Anglers are reporting fair to excellent success on Devils Lake. Walleyes continue to be caught in Pelican Lake, the north shore of the Flats, the cattails of the smaller bays (No Fish, Bad Boy, Howards), the trees near the Mauvee, the Gap, Windsor Island, & Patience Point. Other areas producing fish are the Ft. Totten area, north end of Creel Bay, the Storm Sewer area, and Skadsen's Bay. Anglers are pitching small shad raps and countdowns in 1-4 feet of water on the windy shores; trolling bottom bouncers with spinners in 10-14 or 20-24 feet; or using slip bobbers with small jigs or a plain hook tipped with nightcrawlers or leeches. The larger fish continue to come from Pelican Lake. Please keep in mind that walleyes over three to four pounds are not the best tasting, but are great at reproduction.
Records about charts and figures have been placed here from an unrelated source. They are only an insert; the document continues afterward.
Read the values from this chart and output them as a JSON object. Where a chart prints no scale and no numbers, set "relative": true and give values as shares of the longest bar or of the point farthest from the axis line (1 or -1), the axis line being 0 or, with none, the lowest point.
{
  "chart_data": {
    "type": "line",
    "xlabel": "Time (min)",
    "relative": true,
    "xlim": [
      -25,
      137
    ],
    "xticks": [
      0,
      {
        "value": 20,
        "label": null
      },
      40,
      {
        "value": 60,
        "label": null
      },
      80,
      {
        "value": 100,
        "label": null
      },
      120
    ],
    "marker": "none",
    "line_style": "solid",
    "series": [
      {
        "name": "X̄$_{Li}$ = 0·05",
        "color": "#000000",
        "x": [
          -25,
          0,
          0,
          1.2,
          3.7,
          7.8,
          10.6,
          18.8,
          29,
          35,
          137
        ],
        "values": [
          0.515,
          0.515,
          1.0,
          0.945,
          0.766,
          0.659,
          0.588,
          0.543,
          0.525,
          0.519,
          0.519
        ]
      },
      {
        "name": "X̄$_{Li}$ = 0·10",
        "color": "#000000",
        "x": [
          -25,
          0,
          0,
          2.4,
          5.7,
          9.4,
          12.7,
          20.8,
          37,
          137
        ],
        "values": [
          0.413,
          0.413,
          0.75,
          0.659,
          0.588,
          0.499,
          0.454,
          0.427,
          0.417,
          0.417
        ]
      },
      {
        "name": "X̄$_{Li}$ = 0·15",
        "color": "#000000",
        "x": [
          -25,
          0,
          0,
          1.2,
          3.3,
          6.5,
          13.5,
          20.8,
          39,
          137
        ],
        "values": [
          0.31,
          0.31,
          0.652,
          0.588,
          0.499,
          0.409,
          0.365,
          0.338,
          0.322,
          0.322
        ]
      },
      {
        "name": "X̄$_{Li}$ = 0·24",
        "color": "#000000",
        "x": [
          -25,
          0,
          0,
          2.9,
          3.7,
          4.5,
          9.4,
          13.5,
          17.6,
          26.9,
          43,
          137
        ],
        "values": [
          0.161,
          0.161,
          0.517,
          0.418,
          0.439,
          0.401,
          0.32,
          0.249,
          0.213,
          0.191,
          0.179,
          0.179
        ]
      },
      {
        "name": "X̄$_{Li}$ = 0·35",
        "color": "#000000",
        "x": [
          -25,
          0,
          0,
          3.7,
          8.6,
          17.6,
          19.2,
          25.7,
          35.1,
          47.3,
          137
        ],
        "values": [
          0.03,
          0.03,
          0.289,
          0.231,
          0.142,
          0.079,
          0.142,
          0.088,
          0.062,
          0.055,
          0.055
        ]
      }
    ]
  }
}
Pike continue to be caught in most all areas with the north end of Creel and Six Mile Bays being the best bets. Try cranks, spoons, or smelt. White bass fishing's been hit and miss. The bridges and the rip rapped roads/highways are the better spots. Try the Hwy 57/20 area, the dike just off Hwy 57, the Grahams Island Park road, or the north shore of Pelican Lake. Firetiger or blue and silver cranks, or jigs tipped with minnows are working the best. Anglers are starting to catch a few perch while fishing for other fish, but have not really been able to get a good bite going. Things seem to be running a little late this year and this should start picking up. This weekend is the Devils Lake Annual Walleye Tournament and we wish the full field of 150 teams the best of luck!!!


----------